Perhaps the most important aspect of this project deals with formatting citations and bibliographies. Since the advent of personal computing and productivity applications, there have been two primary mechanisms to format bibliographies and citations. BibTeX has long provided such support in LaTeX, and has a loyal following in the hard sciences in particular. Commercial applications like Endnote, ProCite, and Reference Manager have provided an equivalent for the world of GUI productivity applications like Microsoft Word.

All of these applications work based on the same basic principle. The document contains references to bibliographic records stored in an external database, and a processor goes through, extracts the citations, and assembles the formatted bibliographies according to the specifications in a separate configuration file; for BibTeX .bst files, and binary files for the commercial products. In all cases, formatting is tied directly to the application.

Why CiteProc?

CiteProc learns from existing solutions, but improves on them in the following ways:

  1. It is designed around the Metadata Object Description Schema (MODS) from the Library of Congress, which provides a much more comprehensive data model than BibTeX or RIS.
  2. The citation style language is XML; designed to be both easy to read and write, and also powerful.
  3. The code is based on XSLT 2.0, with all the benefits that go along with supporting a standard XML-based processing model. Implementations in other languages are certainly possible, however, so as long as they generate the same output based on the CSL styling files.
  4. Interaction between the XSLT processor and bibliographic database happens over standard HTTP. No additional code is required.
  5. The XSLT code is constructed in such a way that input drivers could be easily written for different document formats. The new unparsed-text() function in XSLT 2.0 even makes it feasible to write drivers for non-XML input formats such as RTF or TeX. There is also an output driver system to easily add new output formats.

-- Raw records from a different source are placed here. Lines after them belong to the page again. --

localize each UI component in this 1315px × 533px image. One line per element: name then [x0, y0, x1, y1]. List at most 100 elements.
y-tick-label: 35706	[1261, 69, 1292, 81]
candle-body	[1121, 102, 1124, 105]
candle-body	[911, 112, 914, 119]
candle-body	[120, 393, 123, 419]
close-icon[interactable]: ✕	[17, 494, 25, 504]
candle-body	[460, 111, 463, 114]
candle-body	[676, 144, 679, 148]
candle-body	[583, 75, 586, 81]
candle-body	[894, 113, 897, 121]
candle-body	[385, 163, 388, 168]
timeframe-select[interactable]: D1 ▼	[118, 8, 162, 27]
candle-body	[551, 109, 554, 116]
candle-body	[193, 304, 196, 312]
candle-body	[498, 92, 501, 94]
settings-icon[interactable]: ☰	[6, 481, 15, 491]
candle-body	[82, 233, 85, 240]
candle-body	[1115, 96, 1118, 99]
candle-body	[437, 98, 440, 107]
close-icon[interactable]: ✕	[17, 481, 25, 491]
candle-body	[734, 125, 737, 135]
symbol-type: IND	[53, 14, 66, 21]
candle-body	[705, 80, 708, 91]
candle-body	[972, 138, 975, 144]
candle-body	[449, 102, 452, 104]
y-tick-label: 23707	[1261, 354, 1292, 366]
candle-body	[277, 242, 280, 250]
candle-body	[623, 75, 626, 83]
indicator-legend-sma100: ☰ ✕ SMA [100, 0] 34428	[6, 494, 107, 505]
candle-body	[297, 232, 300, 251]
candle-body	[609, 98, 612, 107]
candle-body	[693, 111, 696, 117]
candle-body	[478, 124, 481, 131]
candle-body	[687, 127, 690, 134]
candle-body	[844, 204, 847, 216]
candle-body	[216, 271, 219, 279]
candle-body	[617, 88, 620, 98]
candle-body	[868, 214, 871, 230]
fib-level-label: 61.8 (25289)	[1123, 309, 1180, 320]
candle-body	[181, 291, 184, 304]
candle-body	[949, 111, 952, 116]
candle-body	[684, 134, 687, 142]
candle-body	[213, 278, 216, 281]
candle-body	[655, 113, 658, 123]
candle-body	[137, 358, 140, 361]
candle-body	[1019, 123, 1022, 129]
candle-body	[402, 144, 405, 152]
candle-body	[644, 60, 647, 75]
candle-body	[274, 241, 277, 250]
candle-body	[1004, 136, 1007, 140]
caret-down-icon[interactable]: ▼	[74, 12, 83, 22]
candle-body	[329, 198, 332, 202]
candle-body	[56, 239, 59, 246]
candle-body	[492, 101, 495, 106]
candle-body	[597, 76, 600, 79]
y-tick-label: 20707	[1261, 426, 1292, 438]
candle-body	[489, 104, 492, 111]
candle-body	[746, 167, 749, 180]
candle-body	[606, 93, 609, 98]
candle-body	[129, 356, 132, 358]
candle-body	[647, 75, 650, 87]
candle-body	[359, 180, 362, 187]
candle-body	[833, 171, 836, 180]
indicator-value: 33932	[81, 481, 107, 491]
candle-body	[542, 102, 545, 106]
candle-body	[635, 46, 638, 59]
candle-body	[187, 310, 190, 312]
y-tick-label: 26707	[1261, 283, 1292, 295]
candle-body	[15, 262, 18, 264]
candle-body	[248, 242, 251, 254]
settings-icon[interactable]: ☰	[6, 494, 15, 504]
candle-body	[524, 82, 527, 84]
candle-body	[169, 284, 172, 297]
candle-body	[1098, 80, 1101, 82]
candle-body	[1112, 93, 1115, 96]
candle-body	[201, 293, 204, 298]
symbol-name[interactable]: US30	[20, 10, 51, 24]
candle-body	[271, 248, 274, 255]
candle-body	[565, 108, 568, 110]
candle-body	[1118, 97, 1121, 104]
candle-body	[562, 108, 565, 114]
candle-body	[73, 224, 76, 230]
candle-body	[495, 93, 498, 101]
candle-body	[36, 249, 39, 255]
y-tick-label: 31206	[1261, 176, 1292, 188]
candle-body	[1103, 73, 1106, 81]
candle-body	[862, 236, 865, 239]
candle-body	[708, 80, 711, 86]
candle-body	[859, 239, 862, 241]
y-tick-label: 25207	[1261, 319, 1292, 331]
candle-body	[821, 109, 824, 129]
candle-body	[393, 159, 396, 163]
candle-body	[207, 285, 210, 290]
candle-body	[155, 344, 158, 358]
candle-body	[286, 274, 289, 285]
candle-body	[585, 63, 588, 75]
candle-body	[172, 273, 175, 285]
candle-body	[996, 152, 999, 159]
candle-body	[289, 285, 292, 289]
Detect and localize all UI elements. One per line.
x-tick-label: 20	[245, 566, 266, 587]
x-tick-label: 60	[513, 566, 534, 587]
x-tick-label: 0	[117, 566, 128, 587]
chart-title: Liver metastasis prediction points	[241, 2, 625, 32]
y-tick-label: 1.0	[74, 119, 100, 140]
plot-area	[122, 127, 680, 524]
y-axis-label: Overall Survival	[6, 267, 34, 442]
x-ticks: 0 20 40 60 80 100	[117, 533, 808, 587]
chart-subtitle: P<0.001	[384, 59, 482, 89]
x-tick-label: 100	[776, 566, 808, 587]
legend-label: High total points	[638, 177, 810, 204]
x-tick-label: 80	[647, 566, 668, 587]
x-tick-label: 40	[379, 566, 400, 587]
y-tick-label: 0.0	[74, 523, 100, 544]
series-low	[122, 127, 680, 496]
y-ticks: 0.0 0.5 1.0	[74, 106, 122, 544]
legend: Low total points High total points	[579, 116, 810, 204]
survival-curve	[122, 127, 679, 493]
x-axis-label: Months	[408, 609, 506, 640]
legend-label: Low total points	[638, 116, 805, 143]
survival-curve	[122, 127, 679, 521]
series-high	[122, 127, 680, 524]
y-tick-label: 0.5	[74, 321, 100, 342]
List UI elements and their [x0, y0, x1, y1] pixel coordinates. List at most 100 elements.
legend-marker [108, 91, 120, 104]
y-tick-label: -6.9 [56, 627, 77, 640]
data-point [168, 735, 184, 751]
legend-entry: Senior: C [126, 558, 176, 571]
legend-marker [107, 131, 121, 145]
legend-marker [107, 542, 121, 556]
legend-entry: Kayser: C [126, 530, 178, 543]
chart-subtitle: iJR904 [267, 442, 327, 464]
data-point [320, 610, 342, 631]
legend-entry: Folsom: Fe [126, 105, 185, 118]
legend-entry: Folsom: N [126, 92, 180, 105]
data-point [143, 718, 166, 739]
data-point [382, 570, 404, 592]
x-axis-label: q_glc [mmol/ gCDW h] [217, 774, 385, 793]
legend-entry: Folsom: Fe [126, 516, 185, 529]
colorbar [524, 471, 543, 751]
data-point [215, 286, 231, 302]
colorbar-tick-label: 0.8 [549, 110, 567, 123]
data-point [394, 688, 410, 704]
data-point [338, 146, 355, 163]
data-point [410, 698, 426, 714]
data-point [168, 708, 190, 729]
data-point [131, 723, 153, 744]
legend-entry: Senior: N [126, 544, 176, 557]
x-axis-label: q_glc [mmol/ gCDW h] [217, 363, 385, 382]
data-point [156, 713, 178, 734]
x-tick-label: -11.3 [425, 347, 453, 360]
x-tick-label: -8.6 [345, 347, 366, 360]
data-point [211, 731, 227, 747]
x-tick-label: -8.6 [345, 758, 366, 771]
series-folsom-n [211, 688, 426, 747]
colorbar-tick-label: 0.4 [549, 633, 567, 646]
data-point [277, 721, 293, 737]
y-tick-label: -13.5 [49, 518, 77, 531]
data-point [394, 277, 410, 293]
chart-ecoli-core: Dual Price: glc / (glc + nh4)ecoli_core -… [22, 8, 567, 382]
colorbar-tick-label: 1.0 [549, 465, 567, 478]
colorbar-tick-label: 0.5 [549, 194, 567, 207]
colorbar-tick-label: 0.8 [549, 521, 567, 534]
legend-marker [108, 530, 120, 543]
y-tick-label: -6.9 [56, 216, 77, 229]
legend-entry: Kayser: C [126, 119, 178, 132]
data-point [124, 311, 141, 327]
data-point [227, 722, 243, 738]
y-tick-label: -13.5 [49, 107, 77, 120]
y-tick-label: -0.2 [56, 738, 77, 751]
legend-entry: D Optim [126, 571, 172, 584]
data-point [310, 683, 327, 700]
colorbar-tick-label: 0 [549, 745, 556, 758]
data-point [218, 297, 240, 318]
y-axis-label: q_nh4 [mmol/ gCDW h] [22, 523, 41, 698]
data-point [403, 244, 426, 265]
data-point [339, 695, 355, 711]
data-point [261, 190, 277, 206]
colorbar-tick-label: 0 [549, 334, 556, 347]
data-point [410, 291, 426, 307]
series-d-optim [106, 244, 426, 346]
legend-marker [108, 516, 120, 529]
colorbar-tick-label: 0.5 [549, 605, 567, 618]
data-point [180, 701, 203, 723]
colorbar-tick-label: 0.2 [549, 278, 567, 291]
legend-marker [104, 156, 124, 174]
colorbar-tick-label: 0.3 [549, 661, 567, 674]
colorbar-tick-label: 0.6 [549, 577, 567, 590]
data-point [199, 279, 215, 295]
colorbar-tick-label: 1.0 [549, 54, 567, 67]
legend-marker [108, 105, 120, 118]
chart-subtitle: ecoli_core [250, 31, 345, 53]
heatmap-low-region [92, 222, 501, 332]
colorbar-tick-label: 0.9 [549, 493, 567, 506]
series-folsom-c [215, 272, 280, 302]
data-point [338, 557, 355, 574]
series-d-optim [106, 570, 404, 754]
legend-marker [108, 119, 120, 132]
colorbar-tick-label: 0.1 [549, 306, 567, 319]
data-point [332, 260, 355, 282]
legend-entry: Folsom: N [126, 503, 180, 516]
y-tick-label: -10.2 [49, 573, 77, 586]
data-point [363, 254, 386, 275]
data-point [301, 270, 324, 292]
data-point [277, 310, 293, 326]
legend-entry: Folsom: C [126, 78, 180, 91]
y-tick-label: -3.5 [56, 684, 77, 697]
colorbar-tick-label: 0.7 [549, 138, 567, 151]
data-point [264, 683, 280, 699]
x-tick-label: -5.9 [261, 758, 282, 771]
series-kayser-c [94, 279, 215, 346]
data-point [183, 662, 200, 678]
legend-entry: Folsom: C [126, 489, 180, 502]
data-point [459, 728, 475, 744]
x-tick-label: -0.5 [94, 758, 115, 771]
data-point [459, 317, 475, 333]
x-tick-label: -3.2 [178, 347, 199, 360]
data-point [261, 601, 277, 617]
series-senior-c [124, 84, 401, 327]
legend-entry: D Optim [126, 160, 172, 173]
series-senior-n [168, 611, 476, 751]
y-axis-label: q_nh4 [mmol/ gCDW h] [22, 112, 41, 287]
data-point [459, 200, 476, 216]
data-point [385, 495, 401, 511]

See stylesheet documentation for details.

Examples

The distribution includes sample citation styles, source documents, and stylesheets. As a scholar working at the borders of the social sciences and humanities, one of my consistent problems with both Endnote and BibTeX was the inconsistent way they treated foot/endnote style citations, compared to all others, such as author-year. If I needed to change a document from one to the other, I needed to manually go through and change the citation coding throughout the document.

One design goal of this project was to fix this problem. Thus, here is an example of an author-year style, and here of a note-based one. They are formatted with the same document source.

CiteProc Compatability

For a database project to be compatible with CiteProc, it needs primarily to be able to accept a query over HTTP (SRU and CQL are strongly recommended) and return a collection of bibliographic records in response. Those records must conform to the MODS XML Schema from the Library of Congress.

CiteProc is free software, licensed under the CC-GNU GPL.